Natasha Slesnick, PhD, is a licensed clinical psychologist. At Ohio State University, she is associate dean of Research and Administration in the College of Education and Human Ecology, and a professor of couple and family therapy, human development, and family science. Her research focuses on youth and families experiencing homelessness, specifically on developing and evaluating interventions for substance use, HIV risk, mental health, and housing. She has evaluated and refined an ecologically based family systems intervention for shelter-recruited adolescents who have run from home, and for their families. She has also modified and tested individually focused interventions for street-recruited youth and young mothers with children in their care. Dr. Slesnick launched two drop-in centres for youth who are homeless: one in Albuquerque, New Mexico, and another in Columbus, Ohio.
Tyler Frederick, PhD, is a sociologist and an assistant professor at the University of Ontario Institute of Technology in Oshawa. He is a community-based researcher with a focus on marginalized young people. His research focuses on how young people navigate homelessness and how this process shapes their mental health, identity, and well-being.
Jeff Karabanow, PhD, RSW, is a professor of social work at Dalhousie University in Halifax, Nova Scotia. His research focuses on housing stability, service delivery systems, street health, and homeless youth culture. He has completed a documentary about the plight of street youth in Guatemala City and several animated shorts on Canadian street youth culture. Dr. Karabanow is one of the founding members of Halifax’s Out of the Cold Emergency Shelter and is co-director of the Dalhousie School of Social Work Community Clinic.334
Stephen Gaetz, CM, is a professor in the Faculty of Education at York University in Toronto, and director of the Canadian Observatory on Homelessness/Homeless Hub.
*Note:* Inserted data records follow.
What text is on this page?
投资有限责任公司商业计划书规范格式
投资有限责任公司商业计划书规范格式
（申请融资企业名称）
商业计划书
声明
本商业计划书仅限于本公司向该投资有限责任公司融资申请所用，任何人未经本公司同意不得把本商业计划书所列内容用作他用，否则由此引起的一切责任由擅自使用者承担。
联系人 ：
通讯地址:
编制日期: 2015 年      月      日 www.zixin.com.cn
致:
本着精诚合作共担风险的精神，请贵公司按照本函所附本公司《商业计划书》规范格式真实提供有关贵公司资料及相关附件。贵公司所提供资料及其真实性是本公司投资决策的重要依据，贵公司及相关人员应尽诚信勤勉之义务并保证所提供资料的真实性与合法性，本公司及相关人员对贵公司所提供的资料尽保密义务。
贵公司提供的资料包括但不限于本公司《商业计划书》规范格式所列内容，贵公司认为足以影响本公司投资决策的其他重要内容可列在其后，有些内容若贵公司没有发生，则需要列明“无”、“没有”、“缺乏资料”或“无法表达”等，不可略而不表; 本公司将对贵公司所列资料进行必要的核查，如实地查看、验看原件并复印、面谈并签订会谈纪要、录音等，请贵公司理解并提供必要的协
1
His program of research has been defined by his desire to “make research matter” by conducting rigorous scholarly research that contributes to our knowledge base on homelessness, and that at the same time can be mobilized to have a bigger impact on policy, practice, and public opinion. Dr. Gaetz has pioneered efforts to bring together researchers, practitioners, policy makers, and people with lived experience of homelessness to participate in community-engaged scholarship and knowledge creation designed to contribute to solutions to homelessness. As director of the Canadian Observatory on Homelessness, one of his key projects is the Homeless Hub, an innovative web-based research library internationally recognized as a leading example of innovation in knowledge mobilization.